Ein Polizei-Schnellboot versuchte dies vergeblich zu verhindern. "Wir haben uns in den Weg gestellt", sagte ein italienischer Polizist. Doch wenn sie nicht ausgewichen wären, hätte die "Sea-Watch" das Schnellboot "zerstört".
Die italienische Staatsanwaltschaft hat gegen Rackete Ermittlungen eingeleitet. Vorgeworfen werden ihr laut Laut Sea-Watch-Sprecherin Giorgia Linardi unter anderem Beihilfe zur illegalen Einwanderung und Verletzung des Seerechts. Der Nachrichtenagentur Ansa zufolge drohen der 31-jährigen Kapitänin drei bis zehn Jahre Haft, weil sie gegen ein Kriegsschiff Widerstand geleistet oder Gewalt angewendet habe.
Notstand ausgerufen
Sea-Watch teilte am Samstagmorgen mit, man habe fast 60 Stunden zuvor den Notstand an Bord ausgerufen. "Niemand hörte uns zu. Niemand übernahm Verantwortung.
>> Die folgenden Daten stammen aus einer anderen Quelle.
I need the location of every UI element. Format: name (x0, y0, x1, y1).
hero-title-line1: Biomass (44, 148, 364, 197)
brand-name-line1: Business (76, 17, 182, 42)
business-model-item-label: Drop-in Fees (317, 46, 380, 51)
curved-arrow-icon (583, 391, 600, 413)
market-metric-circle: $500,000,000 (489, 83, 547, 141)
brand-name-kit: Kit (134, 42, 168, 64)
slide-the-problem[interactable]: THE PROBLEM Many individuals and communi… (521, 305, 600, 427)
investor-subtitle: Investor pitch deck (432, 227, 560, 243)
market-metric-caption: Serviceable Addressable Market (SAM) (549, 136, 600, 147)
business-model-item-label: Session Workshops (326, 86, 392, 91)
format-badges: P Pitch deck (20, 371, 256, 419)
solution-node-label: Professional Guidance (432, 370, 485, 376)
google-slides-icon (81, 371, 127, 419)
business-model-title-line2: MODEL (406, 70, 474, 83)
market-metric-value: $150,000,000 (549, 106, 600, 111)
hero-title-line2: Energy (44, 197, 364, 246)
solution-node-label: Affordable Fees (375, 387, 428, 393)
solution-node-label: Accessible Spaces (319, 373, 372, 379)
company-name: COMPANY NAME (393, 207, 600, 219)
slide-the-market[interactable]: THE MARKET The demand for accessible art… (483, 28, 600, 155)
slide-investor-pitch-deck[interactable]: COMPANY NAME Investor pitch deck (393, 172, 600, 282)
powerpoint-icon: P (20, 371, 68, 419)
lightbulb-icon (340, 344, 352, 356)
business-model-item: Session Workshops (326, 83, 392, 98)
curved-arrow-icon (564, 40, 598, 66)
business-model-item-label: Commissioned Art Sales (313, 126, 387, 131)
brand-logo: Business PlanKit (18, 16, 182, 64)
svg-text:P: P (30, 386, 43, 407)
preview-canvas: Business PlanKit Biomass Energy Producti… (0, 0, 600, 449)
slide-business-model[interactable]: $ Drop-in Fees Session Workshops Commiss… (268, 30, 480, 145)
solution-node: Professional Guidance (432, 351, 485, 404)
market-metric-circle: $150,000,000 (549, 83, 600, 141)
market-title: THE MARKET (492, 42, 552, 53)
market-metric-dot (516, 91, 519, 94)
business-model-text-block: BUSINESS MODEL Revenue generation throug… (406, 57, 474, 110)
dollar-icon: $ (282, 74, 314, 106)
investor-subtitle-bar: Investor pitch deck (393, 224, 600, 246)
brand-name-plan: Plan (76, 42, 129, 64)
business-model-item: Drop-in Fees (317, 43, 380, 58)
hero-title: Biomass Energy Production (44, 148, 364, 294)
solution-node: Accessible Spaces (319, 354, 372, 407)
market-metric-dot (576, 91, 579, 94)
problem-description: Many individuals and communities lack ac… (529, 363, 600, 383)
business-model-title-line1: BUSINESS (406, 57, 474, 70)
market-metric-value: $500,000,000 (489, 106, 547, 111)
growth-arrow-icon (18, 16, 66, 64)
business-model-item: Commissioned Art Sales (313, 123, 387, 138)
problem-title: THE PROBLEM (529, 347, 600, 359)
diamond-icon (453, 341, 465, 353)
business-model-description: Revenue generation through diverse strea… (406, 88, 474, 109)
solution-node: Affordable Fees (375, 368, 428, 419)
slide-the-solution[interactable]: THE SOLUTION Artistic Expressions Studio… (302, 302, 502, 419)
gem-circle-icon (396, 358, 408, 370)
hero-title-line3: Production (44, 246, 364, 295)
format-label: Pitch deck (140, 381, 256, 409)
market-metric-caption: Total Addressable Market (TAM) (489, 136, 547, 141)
Einmal mehr ist es an uns, die 40 Geretteten in Sicherheit zu bringen."
Die Festnahme der Sea-Watch-3-Kapitänin ist aus Sicht des Ratsvorsitzenden der Evangelischen Kirche in Deutschland eine "Schande für Europa". Er sei "traurig und zornig", sagte Landesbischof Heinrich Bedford-Strohm in Hannover. "Eine junge Frau wird in einem europäischen Land verhaftet, weil sie Menschenleben gerettet hat und die geretteten Menschen sicher an Land bringen will." Seine Gedanken und Gebete seien bei Rackete.
Seit Jahren streiten die EU-Länder über einen Mechanismus zur Verteilung der Bootsflüchtlinge. Italiens rechtspopulistischer Innenminister Matteo Salvini verlangte nun konkrete "Garantien" der aufnahmebereiten Länder, bevor die Menschen von Bord des Schiffes gehen dürften. Daneben sei die Regierung "entschlossen", gegen jeden vorzugehen, der die Gesetze gebrochen habe.